McIntyre has written thousands of articles for 24/7 Wall St. He is an expert on corporate finance, the automotive industry, media companies and international finance. He has edited articles on national demographics, sports, personal income and travel.

His work has been quoted or mentioned in The New York Times, The Wall Street Journal, Los Angeles Times, The Washington Post, NBC News, Time, The New Yorker, HuffPost USA Today, Business Insider, Yahoo, AOL, MarketWatch, The Atlantic, Bloomberg, New York Post, Chicago Tribune, Forbes, The Guardian and many other major publications.
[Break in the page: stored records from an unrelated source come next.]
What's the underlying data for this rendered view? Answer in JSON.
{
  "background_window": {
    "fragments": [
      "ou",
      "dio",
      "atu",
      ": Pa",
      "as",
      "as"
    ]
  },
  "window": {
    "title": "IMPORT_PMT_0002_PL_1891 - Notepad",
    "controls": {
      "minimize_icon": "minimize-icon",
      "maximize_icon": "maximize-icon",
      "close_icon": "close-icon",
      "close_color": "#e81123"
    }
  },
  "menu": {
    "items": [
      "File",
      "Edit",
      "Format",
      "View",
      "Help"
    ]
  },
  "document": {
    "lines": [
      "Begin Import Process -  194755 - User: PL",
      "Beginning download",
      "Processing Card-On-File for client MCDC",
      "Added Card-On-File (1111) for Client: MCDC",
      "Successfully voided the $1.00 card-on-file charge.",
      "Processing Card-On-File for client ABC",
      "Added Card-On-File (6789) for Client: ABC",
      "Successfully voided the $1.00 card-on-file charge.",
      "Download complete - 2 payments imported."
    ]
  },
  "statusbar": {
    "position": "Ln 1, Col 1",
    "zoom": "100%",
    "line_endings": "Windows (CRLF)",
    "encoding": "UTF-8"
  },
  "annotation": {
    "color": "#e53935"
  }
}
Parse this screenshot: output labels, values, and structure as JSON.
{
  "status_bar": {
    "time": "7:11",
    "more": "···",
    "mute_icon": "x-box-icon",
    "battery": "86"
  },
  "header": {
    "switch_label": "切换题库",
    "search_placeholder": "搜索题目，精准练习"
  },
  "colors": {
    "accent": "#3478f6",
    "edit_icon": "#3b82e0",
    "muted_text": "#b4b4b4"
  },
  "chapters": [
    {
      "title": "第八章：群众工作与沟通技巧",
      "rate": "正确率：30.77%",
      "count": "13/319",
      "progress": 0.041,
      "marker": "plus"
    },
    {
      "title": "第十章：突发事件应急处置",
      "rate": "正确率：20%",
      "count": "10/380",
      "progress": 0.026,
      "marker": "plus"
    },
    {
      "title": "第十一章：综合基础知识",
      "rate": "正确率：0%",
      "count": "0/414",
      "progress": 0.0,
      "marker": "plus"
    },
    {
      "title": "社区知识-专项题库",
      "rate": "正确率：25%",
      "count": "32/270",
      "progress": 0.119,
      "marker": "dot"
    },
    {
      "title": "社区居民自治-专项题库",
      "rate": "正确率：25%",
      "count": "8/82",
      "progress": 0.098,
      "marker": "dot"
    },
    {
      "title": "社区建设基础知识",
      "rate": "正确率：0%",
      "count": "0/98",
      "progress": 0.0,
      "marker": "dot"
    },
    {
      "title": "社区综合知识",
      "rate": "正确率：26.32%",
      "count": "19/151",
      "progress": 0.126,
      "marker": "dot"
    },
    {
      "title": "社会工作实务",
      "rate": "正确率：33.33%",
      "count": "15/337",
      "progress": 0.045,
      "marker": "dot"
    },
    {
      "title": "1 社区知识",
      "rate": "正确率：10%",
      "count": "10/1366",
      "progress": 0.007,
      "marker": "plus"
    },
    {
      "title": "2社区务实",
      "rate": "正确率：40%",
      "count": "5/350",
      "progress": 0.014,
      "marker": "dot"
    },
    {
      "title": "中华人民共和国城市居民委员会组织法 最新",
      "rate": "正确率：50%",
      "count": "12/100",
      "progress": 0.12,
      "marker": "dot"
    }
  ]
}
McIntyre has been a guest on CNBC, the BBC and television and radio stations across the country.

A magna cum laude graduate of Harvard College, McIntyre also was president of The Harvard Advocate. Founded in 1866, the Advocate is the oldest college publication in the United States.

TheStreet.com, Comps.com and Edgar Online are some of the public companies for which McIntyre served on the board of directors. He was a Vicinity Corporation board member when the company was sold to Microsoft in 2002. He served on the audit committees of some of these companies.

McIntyre has been the CEO of FutureSource, a provider of trading terminals and news to commodities and futures traders. He was president of Switchboard, the online phone directory company. He served as chairman and CEO of On2 Technologies, the video compression company that provided video compression software for Adobe’s Flash. Google bought On2 in 2009.